Wind maven Gipe proudly takes a page from the disastrous European playbook, crediting himself with "Almost single-handedly launch(ing) a campaign for Advanced Renewable Tariffs (electricity feed laws) in North America."
But addressing a Heritage Foundation seminar last May, Dr. Gabriel Calzada, Professor of King Juan Carlos University in Madrid explained what Feed In Tariffs and other wind subsidies did to Spain (as well as Portugal and Greece) got into debt:
"The feed-in tariff... would make (utility) companies go bankrupt eventually. So...the government guarantees...to give back the money in the future -- when (they) are not going to be in the office any more. Slowly the market does not want to have these securities that they are selling. Right now there is a debt related to these renewable energies that nobody knows how it is going to be paid -- of 16 Billion Euros."

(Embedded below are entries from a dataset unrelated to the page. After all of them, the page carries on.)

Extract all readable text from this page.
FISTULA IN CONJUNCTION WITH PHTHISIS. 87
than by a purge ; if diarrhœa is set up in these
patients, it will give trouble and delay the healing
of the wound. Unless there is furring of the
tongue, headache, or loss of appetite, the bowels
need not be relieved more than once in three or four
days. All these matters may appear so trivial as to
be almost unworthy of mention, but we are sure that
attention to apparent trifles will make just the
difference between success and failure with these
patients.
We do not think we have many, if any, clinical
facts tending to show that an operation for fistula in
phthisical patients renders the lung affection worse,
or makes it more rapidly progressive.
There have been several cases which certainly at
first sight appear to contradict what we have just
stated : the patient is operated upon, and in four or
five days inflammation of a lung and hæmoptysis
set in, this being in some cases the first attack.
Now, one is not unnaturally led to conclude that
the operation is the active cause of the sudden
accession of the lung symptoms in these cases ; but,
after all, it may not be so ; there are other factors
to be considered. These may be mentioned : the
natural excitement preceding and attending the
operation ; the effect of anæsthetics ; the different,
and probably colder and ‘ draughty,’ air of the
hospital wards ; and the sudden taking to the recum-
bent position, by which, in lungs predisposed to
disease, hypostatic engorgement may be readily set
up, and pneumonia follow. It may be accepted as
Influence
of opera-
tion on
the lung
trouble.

In early 2009 the Socialist government of Spain reduced alternative energy subsidies by 30%. Calzada continues:
"At that point the whole pyramid collapsed. They are firing thousands of people. BP closed down the two largest solar production plants in Europe. They are firing between 25,000 and 40,000 people...."
"What do we do with all this industry that we have been creating with subsidies that now is collapsing? The bubble is too big. We cannot continue pumping enough money. ...The President of the Renewable Industry in Spain (wrote a column arguing that) ...the only way is finding other countries that will give taxpayers' money away to our industry to take it and continue maintaining these jobs."
That "other country" is the United States of America.
Waxman-Markey
seems dead, and Europe's southern periphery is bankrupt. But the
wind-subsidy proposals being floated in Congress suggest that American
political leaders have yet to understand that "green power" means
generating electricity by burning dollars.